Lesson One: The country is changing. Citizens of Hispanic background accounted for 10 percent of the total number of voters, and every indication is that the number of citizens of Hispanic ancestry will continue to grow. Once, most Catholic Americans had roots in Germany, Ireland, Poland and other places in Central Europe. No more. 

As this comes to pass, Catholic leadership will be more and more vocal regarding immigration as public policy, and ministry to arriving immigrants. Catholics in the pews will be asked to welcome immigrants and to support services for immigrants. 

Lesson Two: A new generation is arriving. With it comes a strong “live and let live” ideal but also a fervor about beliefs personally chosen as important. It is an opportunity to seize. Stress the identity of the Church. Build on the respect for heartfelt opinions. Urge the young to explore all arguments but also to admit their inadequacies. They need God. They need the Church. 

Lesson Three: This culture increasingly is secularist. The force of institutional religion is weakening — significantly. 

It is obvious that despite a fairly energetic effort on the part of Church leadership to isolate certain moral priorities, Catholic voters hardly judged issues on the sole basis of what the bishops said. 

Lesson Four: Amid all the noise and all the conflicts, complexities and uncertainties, the temptation is to be quiet. Never do or say anything that might seem to judge or rebuke anyone else’s lifestyle or thinking. 

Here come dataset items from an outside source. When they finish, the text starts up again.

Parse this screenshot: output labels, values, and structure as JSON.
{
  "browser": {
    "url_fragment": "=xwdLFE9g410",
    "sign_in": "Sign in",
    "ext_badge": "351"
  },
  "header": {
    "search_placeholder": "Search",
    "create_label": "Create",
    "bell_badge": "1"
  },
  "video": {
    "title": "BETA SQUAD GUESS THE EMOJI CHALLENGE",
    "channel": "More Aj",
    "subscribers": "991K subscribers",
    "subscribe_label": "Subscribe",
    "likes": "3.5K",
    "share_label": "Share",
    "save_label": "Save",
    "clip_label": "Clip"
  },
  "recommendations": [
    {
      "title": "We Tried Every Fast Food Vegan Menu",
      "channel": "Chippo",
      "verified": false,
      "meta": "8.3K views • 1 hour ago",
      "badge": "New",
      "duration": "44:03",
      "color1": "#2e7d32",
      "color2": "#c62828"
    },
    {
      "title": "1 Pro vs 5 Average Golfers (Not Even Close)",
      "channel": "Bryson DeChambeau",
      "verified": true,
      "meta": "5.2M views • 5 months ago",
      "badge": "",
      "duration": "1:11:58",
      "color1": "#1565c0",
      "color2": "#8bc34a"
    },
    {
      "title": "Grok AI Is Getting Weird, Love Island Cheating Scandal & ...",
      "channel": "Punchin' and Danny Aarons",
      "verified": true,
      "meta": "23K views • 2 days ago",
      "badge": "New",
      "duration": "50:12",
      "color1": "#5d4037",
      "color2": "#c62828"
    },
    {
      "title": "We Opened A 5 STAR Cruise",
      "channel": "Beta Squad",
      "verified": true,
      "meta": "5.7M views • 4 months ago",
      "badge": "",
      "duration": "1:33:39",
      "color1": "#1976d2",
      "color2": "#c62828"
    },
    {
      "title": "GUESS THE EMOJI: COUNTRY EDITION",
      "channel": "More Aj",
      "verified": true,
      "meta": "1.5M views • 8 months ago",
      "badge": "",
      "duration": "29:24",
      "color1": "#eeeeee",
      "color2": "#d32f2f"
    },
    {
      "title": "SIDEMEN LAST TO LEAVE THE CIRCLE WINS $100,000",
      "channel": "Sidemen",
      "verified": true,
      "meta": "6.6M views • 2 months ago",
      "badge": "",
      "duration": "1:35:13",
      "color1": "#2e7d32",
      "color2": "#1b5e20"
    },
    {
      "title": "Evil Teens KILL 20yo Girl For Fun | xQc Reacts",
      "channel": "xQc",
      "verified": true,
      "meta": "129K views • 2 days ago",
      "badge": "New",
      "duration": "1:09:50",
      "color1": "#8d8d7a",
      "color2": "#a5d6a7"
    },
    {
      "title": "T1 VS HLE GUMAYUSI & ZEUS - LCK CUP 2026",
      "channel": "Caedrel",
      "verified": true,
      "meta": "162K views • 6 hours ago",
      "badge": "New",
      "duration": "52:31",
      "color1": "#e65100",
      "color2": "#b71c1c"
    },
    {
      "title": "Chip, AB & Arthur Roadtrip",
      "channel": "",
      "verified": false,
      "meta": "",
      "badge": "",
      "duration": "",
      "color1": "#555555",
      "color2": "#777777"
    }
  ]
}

Lesson Five: The Church’s leaders must persuade. True, many Catholic Americans are well-informed about and loyal to Church moral teachings. Apparently many voted with these teachings in mind. At the same time, the uncomfortable reality is that “conservative” or “liberal” Catholics alike can be “cafeteria Catholics,” taking this point of doctrine while rejecting the other. Catholics very fervently opposed to capital punishment at the same time dismiss the danger to the culture presented by same-sex marriage. By the same token, Catholics unswervingly committed to the dignity of unborn life can be lukewarm about public policies designed to relieve the chronically poor among us. 

Catechetics, especially for adults, must be reinforced. This means better diocesan and parish programs, but it also means that mass communications within the Church must be strengthened, an ambition facing considerable odds as the Catholic press, like all print media, diminishes while no broad and universally popular alternative in communications has yet been found. 

Lesson Six: Bishops and priests have vital roles to play, but they cannot be everywhere, and, face it, the clergy has a problem when it comes to image. Scandals took their toll, but scandals aside, the secularist culture assumes clergy know little or nothing about real life. It is about lay Catholics. 

Lesson Seven: Regardless of how sophisticated techniques of catechizing may become, or how state of the art be our mass communications, the most powerful strategy for making the Church’s views known and believed in the society is the simple witness of individual Catholics who see their role in the Church and for the Church. 

It is hard — but simple. Modern American Catholics must say, and display by their lives, that the Church and its teachings make sense to them as nothing else makes sense. 

Msgr. Owen F. Campion is OSV’s associate publisher.